TL;DR: A Data Scientist is a data pipeline plumber. Analytics are icing, not cake.
This article is written specifically for unemployed and underemployed graduates of math intensive subjects like physics and statistics. Others may have more to prove.
After writing my introductory reviews of ETL and visualization, I was going to write something about algorithms and analysis. Then it dawned on me: beyond proving that I'm not completely brain dead, my math skills NEVER helped me get a job. Also, I wrote a quick summary of bread-and-butter algorithms in a previous post.
Don't Drink The Kool-Aid
Predictive analytics is supposed to be the heart of a Data Scientist. It's a lie. Numbers are a figment of our imagination and math is a powerless spectre. It's the code that does the work. Computer Scientists are good at math too, so unless you have domain specific expertise, your so-called 'analytics' contribution to the team are questionable at best. Computer time is money, which means if your MATLAB code and R scripts may need to be re-written in a language that can be optimized to run 10-1000x faster (Python, Julia, Go, FORTRAN, or C).

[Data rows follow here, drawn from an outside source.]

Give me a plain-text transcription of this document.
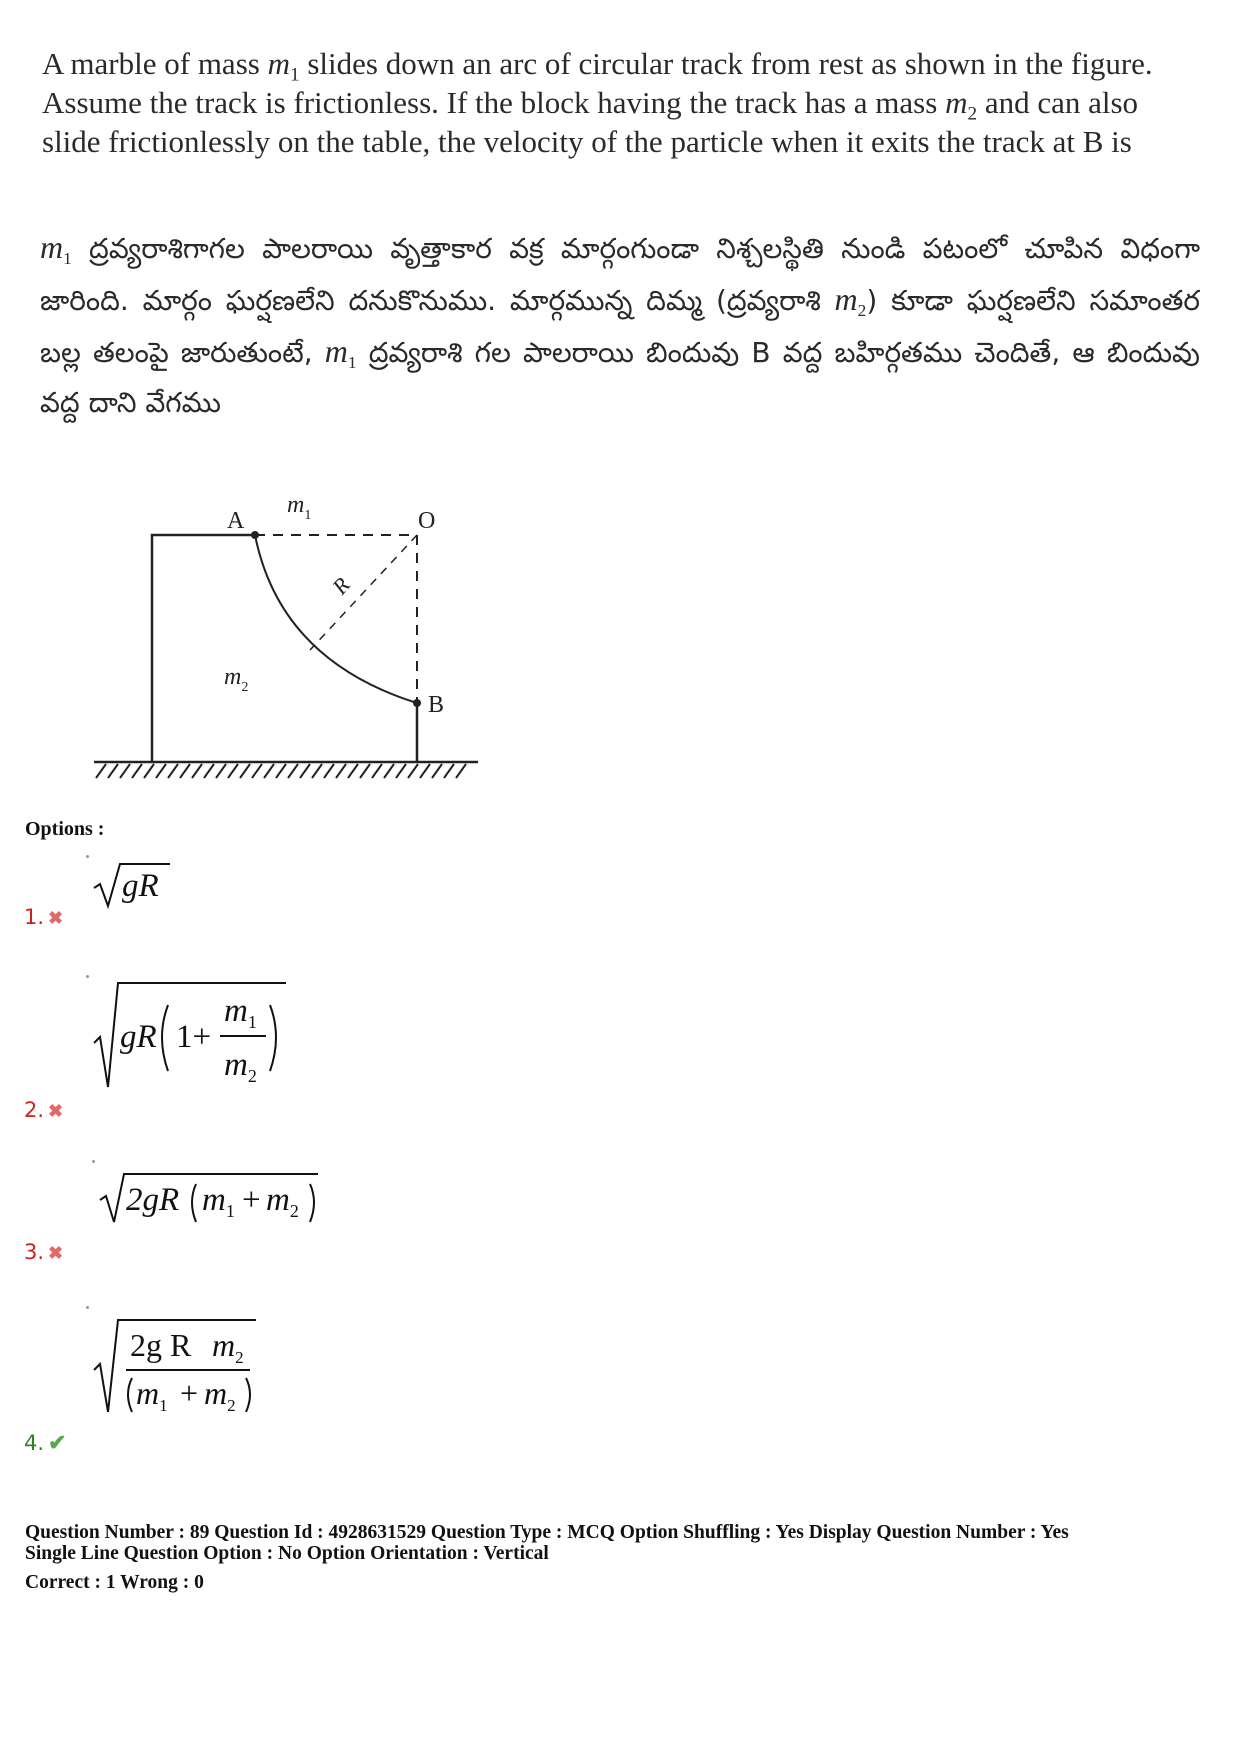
A marble of mass $m_1$ slides down an arc of circular track from rest as shown in the figure.
Assume the track is frictionless. If the block having the track has a mass $m_2$ and can also
slide frictionlessly on the table, the velocity of the particle when it exits the track at B is
$m_1$ ద్రవ్యరాశిగాగల పాలరాయి వృత్తాకార వక్ర మార్గంగుండా నిశ్చలస్థితి నుండి పటంలో చూపిన విధంగా జారింది. మార్గం ఘర్షణలేని దనుకొనుము. మార్గమున్న దిమ్మ (ద్రవ్యరాశి $m_2$) కూడా ఘర్షణలేని సమాంతర బల్ల తలంపై జారుతుంటే, $m_1$ ద్రవ్యరాశి గల పాలరాయి బిందువు B వద్ద బహిర్గతము చెందితే, ఆ బిందువు వద్ద దాని వేగము
A	O
B
R
$m_1$
$m_2$
Options :
gR
1. ✖
gR 1+
$m_1$
$m_2$
2. ✖
2gR $m_1 + m_2$
3. ✖
2g R $m_2$
$m_1 + m_2$
4. ✔
Question Number : 89 Question Id : 4928631529 Question Type : MCQ Option Shuffling : Yes Display Question Number : Yes
Single Line Question Option : No Option Orientation : Vertical
Correct : 1 Wrong : 0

Diminishing Returns in a Juiceless Lemon
In building the analytics section of your portfolio, the bare minimum is enough. You only need to show basic competency with the most popular models. Placing dead last in a Kaggle competition shows awareness, initiative, and basic competency. Trying out different types of algorithms yields diminishing returns. Spending hours tweaking parameters is strictly hobby time. If you think that you can beat Ivy League researchers at their own game, by all means, set your eyes on the prize. Otherwise, be happy to see your name at the bottom of the Kaggle standings and spend your time learning ETL instead.

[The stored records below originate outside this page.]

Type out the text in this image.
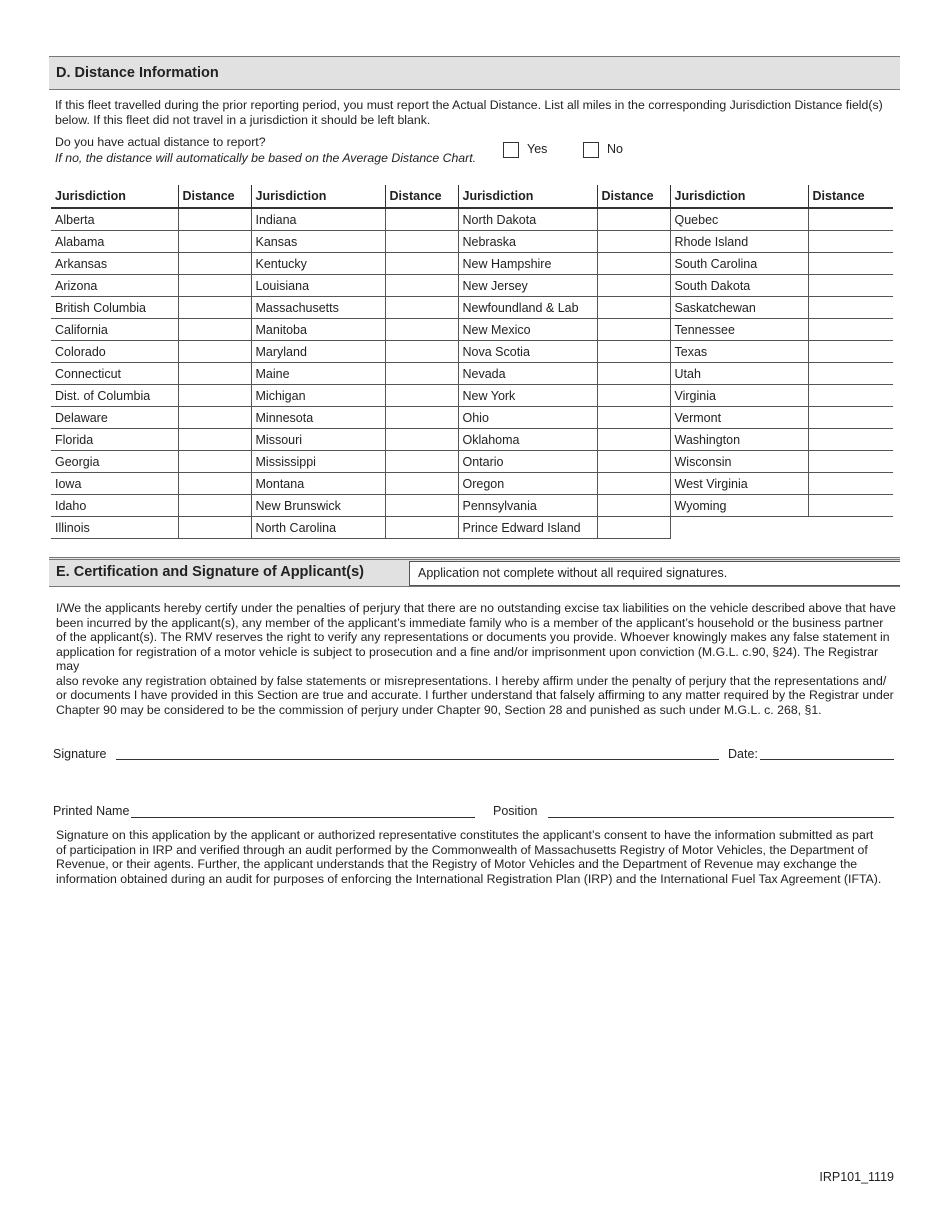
D. Distance Information
If this fleet travelled during the prior reporting period, you must report the Actual Distance. List all miles in the corresponding Jurisdiction Distance field(s)
below. If this fleet did not travel in a jurisdiction it should be left blank.
Do you have actual distance to report?
If no, the distance will automatically be based on the Average Distance Chart.
Yes	No
Jurisdiction	Distance	Jurisdiction	Distance	Jurisdiction	Distance	Jurisdiction	Distance
Alberta		Indiana		North Dakota		Quebec	
Alabama		Kansas		Nebraska		Rhode Island	
Arkansas		Kentucky		New Hampshire		South Carolina	
Arizona		Louisiana		New Jersey		South Dakota	
British Columbia		Massachusetts		Newfoundland & Lab		Saskatchewan	
California		Manitoba		New Mexico		Tennessee	
Colorado		Maryland		Nova Scotia		Texas	
Connecticut		Maine		Nevada		Utah	
Dist. of Columbia		Michigan		New York		Virginia	
Delaware		Minnesota		Ohio		Vermont	
Florida		Missouri		Oklahoma		Washington	
Georgia		Mississippi		Ontario		Wisconsin	
Iowa		Montana		Oregon		West Virginia	
Idaho		New Brunswick		Pennsylvania		Wyoming	
Illinois		North Carolina		Prince Edward Island			
E. Certification and Signature of Applicant(s)	Application not complete without all required signatures.
I/We the applicants hereby certify under the penalties of perjury that there are no outstanding excise tax liabilities on the vehicle described above that have
been incurred by the applicant(s), any member of the applicant’s immediate family who is a member of the applicant’s household or the business partner
of the applicant(s). The RMV reserves the right to verify any representations or documents you provide. Whoever knowingly makes any false statement in
application for registration of a motor vehicle is subject to prosecution and a fine and/or imprisonment upon conviction (M.G.L. c.90, §24). The Registrar may
also revoke any registration obtained by false statements or misrepresentations. I hereby affirm under the penalty of perjury that the representations and/
or documents I have provided in this Section are true and accurate. I further understand that falsely affirming to any matter required by the Registrar under
Chapter 90 may be considered to be the commission of perjury under Chapter 90, Section 28 and punished as such under M.G.L. c. 268, §1.
Signature	Date:
Printed Name	Position
Signature on this application by the applicant or authorized representative constitutes the applicant’s consent to have the information submitted as part
of participation in IRP and verified through an audit performed by the Commonwealth of Massachusetts Registry of Motor Vehicles, the Department of
Revenue, or their agents. Further, the applicant understands that the Registry of Motor Vehicles and the Department of Revenue may exchange the
information obtained during an audit for purposes of enforcing the International Registration Plan (IRP) and the International Fuel Tax Agreement (IFTA).
IRP101_1119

Script Kiddies > Actuarial Scientists
Context to The Rescue
As I've said before, one of the beautiful things about working with data is that it provides concrete context. An employee that intimately understands the context of the company's data is indispensable. They are able to take one glimpse at a report and say "something's wrong here", cutting through hours/weeks of an analyst's work. Statistical models are built on pyramids of assumptions, and assumptions are famously brittle. As the sun sets on the Data Science marketing hype, the success of your your transition into a new position will depend on how well you understand the intricacies of how your industry's data relates to the real world.
The Map Is Not The Territory; There's No Such Thing As Raw Data.

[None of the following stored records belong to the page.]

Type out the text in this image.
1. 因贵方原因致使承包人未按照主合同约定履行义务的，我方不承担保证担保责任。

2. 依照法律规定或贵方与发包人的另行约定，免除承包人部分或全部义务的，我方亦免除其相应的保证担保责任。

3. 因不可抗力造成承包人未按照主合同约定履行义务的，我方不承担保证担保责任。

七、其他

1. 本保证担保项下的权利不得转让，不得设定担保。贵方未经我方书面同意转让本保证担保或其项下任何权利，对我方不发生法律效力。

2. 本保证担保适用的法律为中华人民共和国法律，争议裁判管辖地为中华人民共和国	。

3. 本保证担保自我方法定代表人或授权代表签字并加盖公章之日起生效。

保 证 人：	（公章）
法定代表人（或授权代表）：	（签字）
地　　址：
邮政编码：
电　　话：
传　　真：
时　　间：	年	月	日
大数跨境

The "concrete context" is of the domain the data sits in. "Raw data" has the closest connection to real devices taking real measurements, but they aren't really raw - they're numbers, not things. Numbers aren't real. Every time we summarize or aggregate data, abstractions push the context up the pyramid of assumptions, further away from our physical realm.
Asset or Liability?
Those that are unable to compensate for each assumption as it shifts or breaks down quickly become a liability. The annals of Wall Street are full of stories like Merton and Scholes' LTCM. The data they were analyzing was information about information, reports about reports. They didn't realize their models and abstractions pushed them too far out of context to make sound decisions. High on ego, they put total faith in their formula and doubled down on debt when they should have hedged with something more stable. A novice mortgage broker could have seen their insanity.
The problem isn't a lack of mathematical acuity - Merton and Scholes invented the Nobel-prize winning formula their company was exploiting. The problem is the data that traders swim in are tenuously connected to reality. Financial analysts are unable to understand the assumptions that are baked into the many formulas used to build Wall Street's house of cards.
Plumbers, Not Tinkerers
When you strip away all of the hype and jargon that stems from differences in hardware and software, Data Science is fundamentally about one thing: building data pipelines. Most of our intricate problems of analysis have been solved by a myriad of open source software and commodity hardware. Certainly within the 80/20 margins. As niche markets for specialists shrink, a wise tinkerer will round out his skill set and become a pipeline plumber to stay relevant.
Three Pronged Portfolio
To summarize, there are 3 major components of a comprehensive Data Science portfolio. Here is an example that should be received with serious consideration by any Big Data company.
Transform: GitHub scripts for open data curation.Mailing lists 3.0.
Visualize: Examples of the canonical plots from the Visualization Zoo. Matlplotlib is just fine.
Model: Kaggle competition. Bottom of the standings.